Bateu a vontade de ler ou reler títulos como O Mistério do Cinco Estrelas, de Marcos Rey, ou O Escaravelho do Diabo, de Lúcia Machado de Almeida? Saiba que 69 livros da Vaga-Lume e 38 da Para Gostar de Ler foram relançados pela editora Ática.
“Se não sabe se um livro é bom ou por onde começar, pergunte a quem já leu. E há uma infinidade de sites, blogs e podcasts com indicações”, dá outra dica Laura Vecchioli do Prado, coordenadora editorial da Somos Educação. E a escritora Carla Madeira, a figura que mais vendeu livros de ficção no Brasil em 2023, o que será que pensa do assunto?

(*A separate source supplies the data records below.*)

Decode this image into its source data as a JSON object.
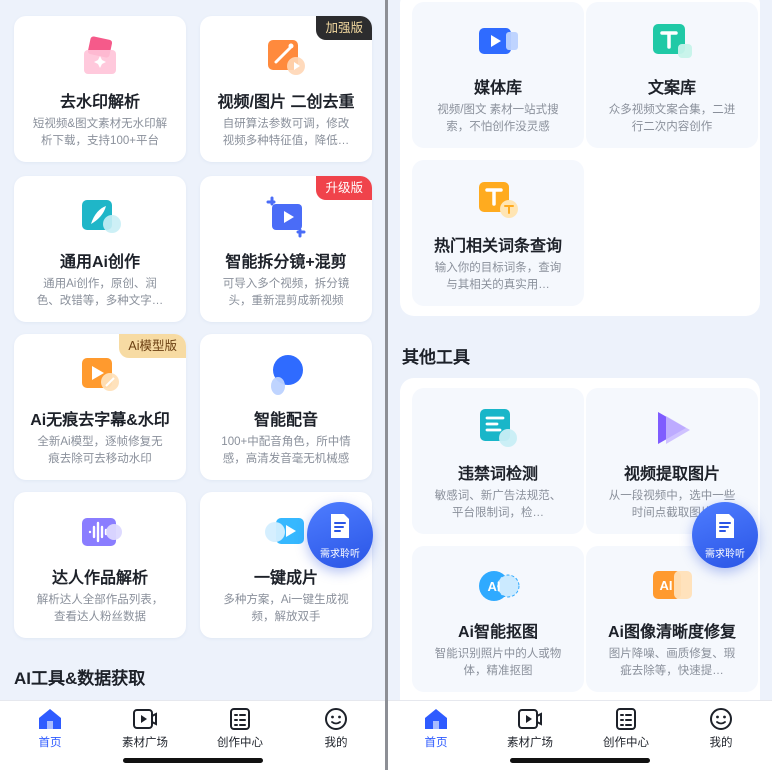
{
  "left_screen": {
    "cards": [
      {
        "title": "去水印解析",
        "desc": "短视频&图文素材无水印解析下载，支持100+平台",
        "icon": "eraser-icon",
        "tag": ""
      },
      {
        "title": "视频/图片 二创去重",
        "desc": "自研算法参数可调，修改视频多种特征值，降低…",
        "icon": "magic-wand-video-icon",
        "tag": "加强版"
      },
      {
        "title": "通用Ai创作",
        "desc": "通用Ai创作，原创、润色、改错等，多种文字…",
        "icon": "quill-icon",
        "tag": ""
      },
      {
        "title": "智能拆分镜+混剪",
        "desc": "可导入多个视频，拆分镜头，重新混剪成新视频",
        "icon": "crop-video-icon",
        "tag": "升级版"
      },
      {
        "title": "Ai无痕去字幕&水印",
        "desc": "全新Ai模型，逐帧修复无痕去除可去移动水印",
        "icon": "subtitle-remove-icon",
        "tag": "Ai模型版"
      },
      {
        "title": "智能配音",
        "desc": "100+中配音角色，所中情感，高清发音毫无机械感",
        "icon": "microphone-icon",
        "tag": ""
      },
      {
        "title": "达人作品解析",
        "desc": "解析达人全部作品列表，查看达人粉丝数据",
        "icon": "sound-wave-icon",
        "tag": ""
      },
      {
        "title": "一键成片",
        "desc": "多种方案，Ai一键生成视频，解放双手",
        "icon": "text-to-video-icon",
        "tag": ""
      }
    ],
    "section_title": "AI工具&数据获取",
    "fab_label": "需求聆听"
  },
  "right_screen": {
    "cards_top": [
      {
        "title": "媒体库",
        "desc": "视频/图文 素材一站式搜索，不怕创作没灵感",
        "icon": "media-library-icon"
      },
      {
        "title": "文案库",
        "desc": "众多视频文案合集，二进行二次内容创作",
        "icon": "copy-library-icon"
      },
      {
        "title": "热门相关词条查询",
        "desc": "输入你的目标词条，查询与其相关的真实用…",
        "icon": "keyword-search-icon"
      }
    ],
    "section_title": "其他工具",
    "cards_bottom": [
      {
        "title": "违禁词检测",
        "desc": "敏感词、新广告法规范、平台限制词，检…",
        "icon": "forbidden-word-icon"
      },
      {
        "title": "视频提取图片",
        "desc": "从一段视频中，选中一些时间点截取图片",
        "icon": "video-extract-icon"
      },
      {
        "title": "Ai智能抠图",
        "desc": "智能识别照片中的人或物体，精准抠图",
        "icon": "ai-cutout-icon",
        "icon_text": "AI"
      },
      {
        "title": "Ai图像清晰度修复",
        "desc": "图片降噪、画质修复、瑕疵去除等，快速提…",
        "icon": "ai-enhance-icon",
        "icon_text": "AI"
      }
    ],
    "fab_label": "需求聆听"
  },
  "tabbar": {
    "tabs": [
      {
        "label": "首页",
        "icon": "home-icon",
        "active": true
      },
      {
        "label": "素材广场",
        "icon": "video-square-icon",
        "active": false
      },
      {
        "label": "创作中心",
        "icon": "checklist-icon",
        "active": false
      },
      {
        "label": "我的",
        "icon": "smiley-icon",
        "active": false
      }
    ]
  },
  "colors": {
    "accent": "#2e5bff",
    "background": "#edf2fb",
    "tag_red": "#f0434b",
    "tag_dark": "#2c2c2e",
    "tag_gold": "#f7dba3"
  }
}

Aos 60 anos, a autora de Tudo É Rio (Record) superou a marca de 155 mil exemplares comercializados. Não é pouco. Segundo dados do Pró-Livro, o brasileiro lê, em média, apenas cinco livros por ano — nem todos na íntegra. Só os franceses leem quatro vezes mais.
Números assim têm tudo a ver com as más avaliações dos estudantes no Pisa… E podem inclusive estar interferindo no estado mental dos mais jovens ou mesmo dos mais maduros. Vale a pena rever as prioridades no cotidiano — e desde pequeno.
“Não durmo sem ler”, faz questão de contar Carla Madeira. “Se estou cansada, leio uma página. Se estou muito cansada, um parágrafo. Mas, se estou descansada e não tenho que acordar cedo no dia seguinte, sou capaz de ler um livro inteiro. O tempo que dedico à leitura é sagrado”, diz a romancista. Sagrado e saudável!